Dipeptidase PEPDA Is Required for the Conidiation Pattern Shift in Metarhizium acridum

Abstract

Filamentous fungi conduct two types of conidiation, typical conidiation from mycelia and microcycle conidiation (MC). Fungal conidiation can shift between the two patterns, which involves a large number of genes in the regulation of this process. In this study, we investigated the role of a dipeptidase gene pepdA in conidiation pattern shift in Metarhizium acridum, which is upregulated in MC pattern compared to typical conidiation. Results showed that disruption of the pepdA resulted in a shift of conidiation pattern from MC to typical conidiation. Metabolomic analyses of amino acids showed that the levels of 19 amino acids significantly changed in ΔpepdA mutant. The defect of MC in ΔpepdA can be rescued when nonpolar amino acids, α-alanine, β-alanine, or proline, were added into sucrose yeast extract agar (SYA) medium. Digital gene expression profiling analysis revealed that PEPDA mediated transcription of sets of genes which were involved in hyphal growth and development, sporulation, cell division, and amino acid metabolism. Our results demonstrated that PEPDA played important roles in the regulation of MC by manipulating the levels of amino acids in M. acridum. IMPORTANCE Conidia, as the asexual propagules in many fungi, are the start and end of the fungal life cycle. In entomopathogenic fungi, conidia are the infective form essential for their pathogenicity. Filamentous fungi conduct two types of conidiation, typical conidiation from mycelia and microcycle conidiation. The mechanisms of the shift between the two conidiation patterns remain to be elucidated. In this study, we demonstrated that the dipeptidase PEPDA, a key enzyme from the insect-pathogenic fungus Metarhizium acridum for the hydrolysis of dipeptides, is associated with a shift of conidiation pattern. The conidiation pattern of the ΔpepdA mutant was restored when supplemented with the nonpolar amino acids rather than polar amino acids. Therefore, this report highlights that the dipeptidase PEPDA regulates MC by manipulating the levels of amino acids in M. acridum.

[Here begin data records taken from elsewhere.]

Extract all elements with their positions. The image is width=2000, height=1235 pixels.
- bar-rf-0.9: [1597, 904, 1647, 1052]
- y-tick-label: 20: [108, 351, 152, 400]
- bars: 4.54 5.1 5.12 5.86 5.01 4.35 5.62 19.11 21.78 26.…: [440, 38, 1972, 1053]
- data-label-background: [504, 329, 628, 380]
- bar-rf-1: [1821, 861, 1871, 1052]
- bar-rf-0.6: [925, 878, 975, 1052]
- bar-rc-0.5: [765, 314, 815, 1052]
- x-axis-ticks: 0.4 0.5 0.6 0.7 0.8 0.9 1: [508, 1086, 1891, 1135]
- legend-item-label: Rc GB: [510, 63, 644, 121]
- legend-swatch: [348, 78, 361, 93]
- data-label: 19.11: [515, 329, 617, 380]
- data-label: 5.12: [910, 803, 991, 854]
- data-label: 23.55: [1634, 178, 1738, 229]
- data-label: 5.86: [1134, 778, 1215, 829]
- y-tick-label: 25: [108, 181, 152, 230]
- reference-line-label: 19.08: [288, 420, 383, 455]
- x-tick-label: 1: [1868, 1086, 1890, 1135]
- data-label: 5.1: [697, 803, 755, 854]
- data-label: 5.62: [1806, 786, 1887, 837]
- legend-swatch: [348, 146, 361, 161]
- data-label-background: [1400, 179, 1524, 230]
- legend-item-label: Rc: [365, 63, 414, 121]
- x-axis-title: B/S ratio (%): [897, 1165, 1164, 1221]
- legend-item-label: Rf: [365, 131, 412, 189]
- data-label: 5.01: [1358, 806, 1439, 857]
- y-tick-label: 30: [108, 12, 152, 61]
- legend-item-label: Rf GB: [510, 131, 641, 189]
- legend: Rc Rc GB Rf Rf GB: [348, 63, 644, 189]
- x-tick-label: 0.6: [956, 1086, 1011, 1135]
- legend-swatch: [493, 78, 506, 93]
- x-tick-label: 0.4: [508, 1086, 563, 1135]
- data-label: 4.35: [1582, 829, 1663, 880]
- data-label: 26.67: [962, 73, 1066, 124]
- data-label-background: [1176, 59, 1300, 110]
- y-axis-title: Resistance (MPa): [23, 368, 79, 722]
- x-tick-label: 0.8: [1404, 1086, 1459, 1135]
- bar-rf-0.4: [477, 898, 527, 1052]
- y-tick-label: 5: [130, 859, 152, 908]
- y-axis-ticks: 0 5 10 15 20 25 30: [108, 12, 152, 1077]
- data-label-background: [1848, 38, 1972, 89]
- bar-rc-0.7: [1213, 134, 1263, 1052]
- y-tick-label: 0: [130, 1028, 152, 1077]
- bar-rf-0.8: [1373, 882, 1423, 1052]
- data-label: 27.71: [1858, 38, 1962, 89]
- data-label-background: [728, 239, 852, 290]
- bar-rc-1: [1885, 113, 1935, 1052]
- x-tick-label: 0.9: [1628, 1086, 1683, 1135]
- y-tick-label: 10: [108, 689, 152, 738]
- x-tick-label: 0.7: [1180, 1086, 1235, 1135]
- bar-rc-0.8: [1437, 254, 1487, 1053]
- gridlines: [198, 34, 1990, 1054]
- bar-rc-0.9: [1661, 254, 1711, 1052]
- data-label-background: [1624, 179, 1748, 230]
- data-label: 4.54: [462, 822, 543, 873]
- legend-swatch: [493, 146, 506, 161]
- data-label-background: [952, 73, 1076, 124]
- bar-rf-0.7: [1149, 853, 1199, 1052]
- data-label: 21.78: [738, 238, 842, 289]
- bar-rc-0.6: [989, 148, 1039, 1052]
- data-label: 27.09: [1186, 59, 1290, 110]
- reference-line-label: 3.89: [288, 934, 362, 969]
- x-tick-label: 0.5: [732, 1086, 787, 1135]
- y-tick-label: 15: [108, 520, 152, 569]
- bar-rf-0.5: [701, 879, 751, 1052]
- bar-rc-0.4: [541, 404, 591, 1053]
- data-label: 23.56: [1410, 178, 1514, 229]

Keywords: conidiation pattern shift; dipeptidases; entomopathogenic fungi; microcycle conidiation.

FIG 1

Conidiation of fungal strains. Conidiation of wild-type, ΔpepdA, and ΔpepdA::pepdA strains was observed under microscopy and photographed at different growth periods. Black arrows, conidia produced via MC; red arrows, new produced conidia on the tip of hyphae via typical conidiation from mycelia. All strains were inoculated on SYA medium and cultured at 28°C.

FIG 2

Conidial yield of fungal strains. (A) Conidial yield of different fungal strains on SYA medium at 28°C for 3, 5, 7, 9, 11, 13, and 15 days. Error bars represent standard deviation. Different lowercase letters on bars denote significant differences between samples (P < 0.05). (B) Colony diameter at different cultural days on SYA medium.

FIG 3

Analysis of amino acids quantification and peptidase activity. (A) LC-MS quantitative analysis of amino acids in wild type and ΔpepdA. Log₂^(ΔpepdA/WT) stands for the relative levels of amino acids in ΔpepdA compared to WT (P < 0.05). Samples were detected in equal amounts of 10 replicates. (B) Dipeptidase activity in M. acridum. The dipeptide of Ala-Gln was used as the substrate. The enzyme activity of WT was considered 100%. The relative activity was defined as the percentage of activity comparing to that of WT. Different letters on bars denote significant differences between samples (P < 0.01).

FIG 4

Growth and conidiation with amino acid supplementation. Nonpolar amino acids (A) and polar amino acids (B) were added in the SYA medium at different concentrations and observed under microscope after grown at 28°C for 24 h. Black arrows, conidia produced via MC; red arrows, new produced conidia on the tip of hyphae via typical conidiation.

FIG 5

DGE analysis. (A) Differentially expressed genes analysis between ΔpepdA and WT. Column in green indicates upregulated gene in ΔpepdA compared to WT, and downregulated gene is in yellow. (B) GO annotation of the DEGs from ΔpepdA and WT. The x axis indicates the subcategories, the left y axis represents the number of unigenes, and the right y axis indicates the percentage of a specific category of unigenes.

FIG 6

Venn diagram showing the number of shared DEGs between 436 upregulated genes in MC (9) and 27 downregulated genes in ΔPepDA. Shown in the parentheses is the total number of upregulated or downregulated genes. Up arrows indicate upregulated genes in MC pattern reported previously (green), and down arrows indicate downregulated genes in ΔPepDA (red).